New rules governing the Graduate Driver Licensing (GDL) program will take effect in the spring of 2023. Alberta will no longer require the advanced road test for Class 5 and Class 6 driver’s licences. Albertans who successfully complete a 24-month probationary period will automatically qualify for their full Class 5 or Class 6 driver’s licence and save $150 by not having to take a second road test. Furthermore, an additional road test will no longer be required to upgrade to a Class 4 licence.
The Alberta Indigenous Opportunities Corporation (AIOC) is backing the largest Indigenous energy partnership in Canada to date. In a $1.12 billion deal, Enbridge will sell pipeline interests to the newly formed Athabasca Indigenous Investments, a partnership of 23 Indigenous communities.
The Government of Alberta has promised up to $3.25 million, as part of a $5-million investment, to increase the programs and seats for Indigenous learners at First Nations colleges and public post-secondary institutions. Up to $1 million will go to workforce development initiatives. The department will engage with stakeholders to gain their perspectives on how this funding can best be used to support learners.
In line with Budget 2022’s promise to add capacity to frontline healthcare, the provincial government announced $12.8 million to create new bursaries to assist students with education costs and encourage them to become healthcare aides.

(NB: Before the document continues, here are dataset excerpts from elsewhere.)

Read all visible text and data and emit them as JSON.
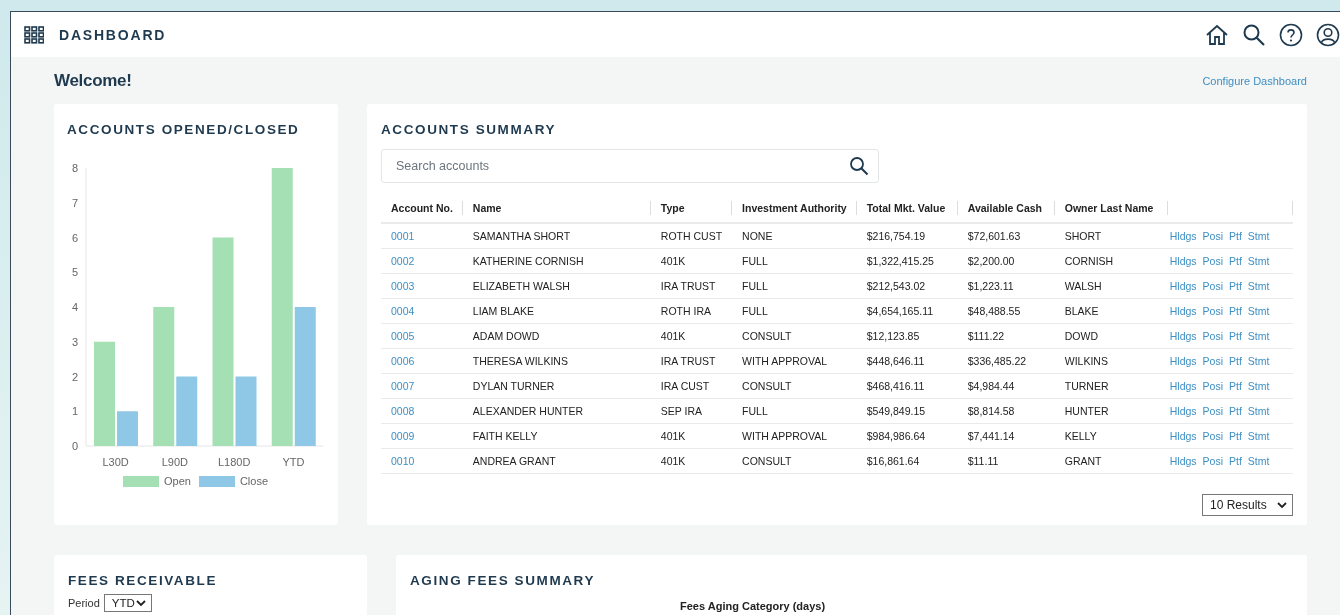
{
  "header": {
    "title": "DASHBOARD"
  },
  "welcome": "Welcome!",
  "configure_link": "Configure Dashboard",
  "accounts_chart": {
    "title": "ACCOUNTS OPENED/CLOSED",
    "chart_data": {
      "type": "bar",
      "categories": [
        "L30D",
        "L90D",
        "L180D",
        "YTD"
      ],
      "series": [
        {
          "name": "Open",
          "color": "#a5e0b5",
          "values": [
            3,
            4,
            6,
            8
          ]
        },
        {
          "name": "Close",
          "color": "#8ec8e6",
          "values": [
            1,
            2,
            2,
            4
          ]
        }
      ],
      "ylim": [
        0,
        8
      ],
      "yticks": [
        0,
        1,
        2,
        3,
        4,
        5,
        6,
        7,
        8
      ]
    }
  },
  "accounts_summary": {
    "title": "ACCOUNTS SUMMARY",
    "search": {
      "placeholder": "Search accounts"
    },
    "columns": [
      "Account No.",
      "Name",
      "Type",
      "Investment Authority",
      "Total Mkt. Value",
      "Available Cash",
      "Owner Last Name"
    ],
    "rows": [
      {
        "account": "0001",
        "name": "SAMANTHA SHORT",
        "type": "ROTH CUST",
        "authority": "NONE",
        "total": "$216,754.19",
        "cash": "$72,601.63",
        "owner": "SHORT",
        "actions": [
          "Hldgs",
          "Posi",
          "Ptf",
          "Stmt"
        ]
      },
      {
        "account": "0002",
        "name": "KATHERINE CORNISH",
        "type": "401K",
        "authority": "FULL",
        "total": "$1,322,415.25",
        "cash": "$2,200.00",
        "owner": "CORNISH",
        "actions": [
          "Hldgs",
          "Posi",
          "Ptf",
          "Stmt"
        ]
      },
      {
        "account": "0003",
        "name": "ELIZABETH WALSH",
        "type": "IRA TRUST",
        "authority": "FULL",
        "total": "$212,543.02",
        "cash": "$1,223.11",
        "owner": "WALSH",
        "actions": [
          "Hldgs",
          "Posi",
          "Ptf",
          "Stmt"
        ]
      },
      {
        "account": "0004",
        "name": "LIAM BLAKE",
        "type": "ROTH IRA",
        "authority": "FULL",
        "total": "$4,654,165.11",
        "cash": "$48,488.55",
        "owner": "BLAKE",
        "actions": [
          "Hldgs",
          "Posi",
          "Ptf",
          "Stmt"
        ]
      },
      {
        "account": "0005",
        "name": "ADAM DOWD",
        "type": "401K",
        "authority": "CONSULT",
        "total": "$12,123.85",
        "cash": "$111.22",
        "owner": "DOWD",
        "actions": [
          "Hldgs",
          "Posi",
          "Ptf",
          "Stmt"
        ]
      },
      {
        "account": "0006",
        "name": "THERESA WILKINS",
        "type": "IRA TRUST",
        "authority": "WITH APPROVAL",
        "total": "$448,646.11",
        "cash": "$336,485.22",
        "owner": "WILKINS",
        "actions": [
          "Hldgs",
          "Posi",
          "Ptf",
          "Stmt"
        ]
      },
      {
        "account": "0007",
        "name": "DYLAN TURNER",
        "type": "IRA CUST",
        "authority": "CONSULT",
        "total": "$468,416.11",
        "cash": "$4,984.44",
        "owner": "TURNER",
        "actions": [
          "Hldgs",
          "Posi",
          "Ptf",
          "Stmt"
        ]
      },
      {
        "account": "0008",
        "name": "ALEXANDER HUNTER",
        "type": "SEP IRA",
        "authority": "FULL",
        "total": "$549,849.15",
        "cash": "$8,814.58",
        "owner": "HUNTER",
        "actions": [
          "Hldgs",
          "Posi",
          "Ptf",
          "Stmt"
        ]
      },
      {
        "account": "0009",
        "name": "FAITH KELLY",
        "type": "401K",
        "authority": "WITH APPROVAL",
        "total": "$984,986.64",
        "cash": "$7,441.14",
        "owner": "KELLY",
        "actions": [
          "Hldgs",
          "Posi",
          "Ptf",
          "Stmt"
        ]
      },
      {
        "account": "0010",
        "name": "ANDREA GRANT",
        "type": "401K",
        "authority": "CONSULT",
        "total": "$16,861.64",
        "cash": "$11.11",
        "owner": "GRANT",
        "actions": [
          "Hldgs",
          "Posi",
          "Ptf",
          "Stmt"
        ]
      }
    ],
    "results_select": {
      "value": "10 Results"
    }
  },
  "fees_receivable": {
    "title": "FEES RECEIVABLE",
    "period_label": "Period",
    "period_select": {
      "value": "YTD"
    }
  },
  "aging_fees": {
    "title": "AGING FEES SUMMARY",
    "legend_title": "Fees Aging Category (days)"
  }
}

The Government of Alberta has renewed two Grande Prairie and Pembina Timberlands forest management agreements (FMAs) held by Weyerhaeuser Company Limited for the next 20 years in exchange for important stewardship responsibilities. Over their lifespans, the renewed Grande Prairie and Pembina FMAs are expected to maintain more than 1,250 full-time, contract and seasonal positions, and will potentially contribute:
- $12.2 million and $14.7 million in annual holding and protection charge payments
- $313 million and $277 million in timber dues
- $3.2 billion and $3.5 billion to Alberta’s gross domestic product
The Government of Alberta made three announcements on homelessness, addictions, and palliative care late last week. The first was $124 million over two years towards Alberta’s recovery-oriented system of care focusing on increasing access to addiction and mental health services in Edmonton and Calgary. On homelessness, the Government of Alberta will, stemming from recommendations from the Coordinated Community Response to Homelessness Task Force, invest $63 million on various initiatives over the next two years. Overall, Alberta’s government is spending $166 million this year to reduce homelessness in the province. The final announcement was the release of compassionatealberta.ca, a collection of tool kits and resources to assist individuals with their life planning. It aims to improve understanding of personal, financial and estate planning for individuals and their families.
The Alberta Government is entering the next phase of their anti-human trafficking plan by committing $20.8 million over four years to implement the Albert Human Trafficking Task Force’s five recommendations.